22.150 The Gas Act and the corresponding licenses establish that ENARGAS is to be the Regulatory Authority responsible for the administrating and enforcing of the terms of Law 24,076, regulatory decrees and other regulations.

22.151 ENARGAS is an independent entity established within the sphere of the Ministry of Economy and Public Works and Services which has full legal capacity to act in the areas of public and private law.

22.152 ENARGAS regulates natural gas carrying, selling, storage and distribution. It is responsible for carrying out all the measures necessary to protect the rights of customers, for promoting competition in the supply and demand of gas and for stimulating long-term investment in the gas industry. In addition, it should ensure that energy prices are similar to prices in other economies comparable to that of Argentina.

22.153 From an economic point of view, ENARGAS has its own assets, made of assets that were transferred to it and those that it may acquire by any means in the future. The Entity’s budget must be included in the National Budget and submitted to Congress for approval.

22.154 ENARGAS is administered by a five-member board of full-time directors who are named by the Government (after it has informed a Congressional Committee, which has 30 days to confirm the nomination). Board members serve for alternate periods, the initial appointees may be named for a period of one and five years. They may be removed by the Government, on the basis of a duly grounded decision confirmed within 30 days by a Congressional Committee.

22.155 The functions and attributes of the ENARGAS include the following:

  1. to ensure compliance with the terms of law 24,076, regulations in force and the licenses of the privatized companies;

  2. to advise the Government regarding the assigning, renewal or cancellation of licenses;

  3. to issue regulations, decrees or publications on the results of its investigations in relation to certain matters submitted to the Entity;

  4. to issue and control compliance with regulations relating to technical and safety aspects, uniform accounting, metering and billing and disconnection procedures.

  5. to prevent discriminatory or un-competitive behavior by companies covered by the Gas Act;

  6. to approve tariffs and their adjustments;

  7. to issue guidelines to be met by licensees in relation to open access to the system, guaranteeing fair and equitable distribution of available transport capacity, taking into account the priority assigned to non-interruptible service.

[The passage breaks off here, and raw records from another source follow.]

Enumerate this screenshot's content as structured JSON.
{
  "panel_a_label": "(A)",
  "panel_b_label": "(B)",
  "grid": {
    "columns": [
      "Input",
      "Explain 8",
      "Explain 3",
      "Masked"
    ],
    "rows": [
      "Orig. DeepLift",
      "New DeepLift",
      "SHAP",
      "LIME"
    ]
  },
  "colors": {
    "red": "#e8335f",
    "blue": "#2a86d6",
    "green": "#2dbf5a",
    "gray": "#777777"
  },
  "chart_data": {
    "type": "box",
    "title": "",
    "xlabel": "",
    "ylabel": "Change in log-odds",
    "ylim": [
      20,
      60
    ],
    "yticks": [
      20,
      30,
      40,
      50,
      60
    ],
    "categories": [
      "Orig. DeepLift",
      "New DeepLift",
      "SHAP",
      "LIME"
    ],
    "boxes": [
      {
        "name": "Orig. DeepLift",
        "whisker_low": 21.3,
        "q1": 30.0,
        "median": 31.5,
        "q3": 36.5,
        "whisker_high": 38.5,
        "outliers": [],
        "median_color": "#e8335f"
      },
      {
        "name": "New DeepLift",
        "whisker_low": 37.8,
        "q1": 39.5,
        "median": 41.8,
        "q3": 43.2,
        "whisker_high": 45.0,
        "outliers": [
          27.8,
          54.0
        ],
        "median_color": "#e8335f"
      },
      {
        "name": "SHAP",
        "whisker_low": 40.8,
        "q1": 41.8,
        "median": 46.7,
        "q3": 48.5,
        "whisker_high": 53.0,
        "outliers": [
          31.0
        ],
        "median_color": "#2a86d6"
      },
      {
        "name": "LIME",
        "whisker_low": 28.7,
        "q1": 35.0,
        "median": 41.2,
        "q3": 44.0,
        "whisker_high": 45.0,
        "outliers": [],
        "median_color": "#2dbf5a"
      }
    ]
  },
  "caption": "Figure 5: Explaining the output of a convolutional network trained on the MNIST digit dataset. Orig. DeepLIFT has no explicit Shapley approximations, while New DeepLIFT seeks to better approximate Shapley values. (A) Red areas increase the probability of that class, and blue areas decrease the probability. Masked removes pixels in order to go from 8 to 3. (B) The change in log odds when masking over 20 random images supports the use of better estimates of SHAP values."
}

  8. to issue approvals for the transfer of majority holdings in gas distribution and carrying companies;

  9. to approve the construction of significant new facilities, and the extension or abandonment of existing installations;

  10. to inspect and approve installations and order the suspension of the service and the repair or replacement of facilities and equipment;

  11. to issue regulations on the maintenance of the installations, informing on the requirements to be fulfilled by the licensees in this regard;

  12. to be responsible for the protection of the environment and the public service;

  13. to request the regulated entities to provide information and documentation to verify compliance with the corresponding regulations and to inspect carrying companies;

  14. to apply sanctions, including warnings and fines as foreseen by the Gas Act and the licenses; and

  15. to appear before Civil and Criminal Courts to enforce compliance with the Gas Act and the regulations issued on the basis of that law.

22.156 One of the most notable aspects of the regulation performed by the ENARGAS is that its decisions are subject to judicial review. Conflicts between two regulated entities or between a regulated entity and a third party that arise out of the distribution, storage, carrying or sale of natural gas must be submitted in the first instance to the ENARGAS for a ruling. The decisions of the ENARGAS may be appealed by means of the filing of administrative recourses with the Ministry of Economy and Public Works and Service, or directly before Argentine federal courts.